WebQuests also usually require good reading skills, so are not appropriate to the youngest classrooms or to students with language and reading difficulties without accommodations. One might ask an adult to assist with the reading or use screen-reading technologies, such as VoiceOver or Jaws.

==How WebQuests are developed==
Learners typically complete WebQuests as cooperative groups. Each learner within a group can be given a "role," or specific area to research. WebQuests may take the form of role-playing scenarios, where students take on the personas of professional researchers or historical figures.

A teacher can search for WebQuests on a particular topic or they can develop their own using a web editor like Microsoft FrontPage or Adobe Dreamweaver. This tool allows learners to complete various tasks using other cognitive toolsboxes (e.g. Microsoft Word, PowerPoint, Access, Excel, and Publisher). With the focus of education increasingly being turned to differentiated instruction, teachers are using WebQuests more frequently. WebQuests also help to address the different learning styles of each students. The number of activities associated with a WebQuest can reach almost any student.

WebQuests may be created by anyone; typically they are developed by educators. The first part of a WebQuest is the introduction. This describes the WebQuest and gives the purpose of the activity. The next part describes what students will do. Then is a list of what to do and how to do it. There is usually a list of links to follow to complete the activity.

Finally, WebQuests do not have to be developed as a true web site. They may be developed and implemented using lower threshold (less demanding) technologies, (e.g. they may be saved as a word document on a local computer).

Many Webquests are being developed by college students across the United States as a requirement for their k-12 planning e-portfolio.

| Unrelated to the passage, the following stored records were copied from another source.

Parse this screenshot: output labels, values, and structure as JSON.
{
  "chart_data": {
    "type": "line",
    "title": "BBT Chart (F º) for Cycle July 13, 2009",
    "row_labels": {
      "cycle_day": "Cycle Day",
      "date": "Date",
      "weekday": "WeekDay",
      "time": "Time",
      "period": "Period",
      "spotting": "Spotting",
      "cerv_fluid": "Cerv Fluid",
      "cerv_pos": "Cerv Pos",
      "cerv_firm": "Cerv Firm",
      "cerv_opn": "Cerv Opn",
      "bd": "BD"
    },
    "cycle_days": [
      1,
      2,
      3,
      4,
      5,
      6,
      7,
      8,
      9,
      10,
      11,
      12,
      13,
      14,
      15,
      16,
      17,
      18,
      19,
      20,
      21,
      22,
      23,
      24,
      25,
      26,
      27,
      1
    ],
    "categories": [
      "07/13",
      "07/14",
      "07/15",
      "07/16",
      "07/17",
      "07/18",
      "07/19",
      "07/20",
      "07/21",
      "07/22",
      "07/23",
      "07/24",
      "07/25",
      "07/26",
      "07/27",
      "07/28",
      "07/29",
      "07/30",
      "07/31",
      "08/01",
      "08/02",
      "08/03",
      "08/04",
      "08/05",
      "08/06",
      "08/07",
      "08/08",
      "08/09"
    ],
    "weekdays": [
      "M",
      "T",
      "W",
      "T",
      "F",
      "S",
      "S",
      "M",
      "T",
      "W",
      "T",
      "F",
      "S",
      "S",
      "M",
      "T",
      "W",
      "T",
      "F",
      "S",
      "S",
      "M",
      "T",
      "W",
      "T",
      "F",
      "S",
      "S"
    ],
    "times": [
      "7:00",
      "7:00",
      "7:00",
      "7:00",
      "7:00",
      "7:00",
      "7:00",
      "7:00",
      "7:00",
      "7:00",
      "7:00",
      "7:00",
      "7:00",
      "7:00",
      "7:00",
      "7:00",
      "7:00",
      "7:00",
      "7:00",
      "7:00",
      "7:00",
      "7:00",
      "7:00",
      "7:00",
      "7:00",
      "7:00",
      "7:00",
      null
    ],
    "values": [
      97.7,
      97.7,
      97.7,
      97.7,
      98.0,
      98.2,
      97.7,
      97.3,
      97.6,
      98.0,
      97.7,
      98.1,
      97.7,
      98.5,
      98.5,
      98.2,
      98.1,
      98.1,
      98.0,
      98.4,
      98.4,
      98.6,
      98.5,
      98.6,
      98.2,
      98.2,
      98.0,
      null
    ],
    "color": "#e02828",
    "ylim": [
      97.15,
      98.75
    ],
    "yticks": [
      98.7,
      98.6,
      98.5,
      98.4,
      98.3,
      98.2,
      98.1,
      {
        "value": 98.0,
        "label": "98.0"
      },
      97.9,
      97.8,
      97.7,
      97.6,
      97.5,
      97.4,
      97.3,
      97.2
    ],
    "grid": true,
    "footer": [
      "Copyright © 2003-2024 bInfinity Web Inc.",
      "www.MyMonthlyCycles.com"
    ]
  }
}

==Developments in WebQuest methodologies==
The WebQuest methodology has been transferred to language learning in the 3D virtual world Second Life to create a more immersive and interactive experience.

===Tools===
WebQuests are simple webpages, and they can be built with any software that allows you to create websites. Tech-savvy users can develop HTML in Notepad or Notepad++, while others will want to use the templates available in word processing suites like Microsoft Word and OpenOffice. More advanced web development software, like Dreamweaver and FrontPage, will give you the most control over the design of your webquest. Webquest templates allow educators to get a jump start on the development of WebQuest by providing a pre-designed format which generally can be easily edited. These templates are categorized as "Framed" or "Unframed," and they can have a navigation bar at the top, bottom, left, or right of the content.

There are several websites that are specifically geared towards creating webquests. Questgarden, Zunal, and Teacherweb all allow teachers to create accounts, and these websites walk them through the process of creating a webquest. OpenWebQuest is a similar service, although it is based in Greece and much of the website is in Greek. These websites offer little control over design, but they make the creation process very simple and straightforward.

Alternatively, teachers can use one of a number of free website services to create their own website and structure it as a webquest. Wordpress and Edublogs both allow users to create free blogs, and navigation menus can be created to string a series of pages into a webquest. This option offers a greater deal of flexibility than pre-made webquests, but it requires a little more technical know-how.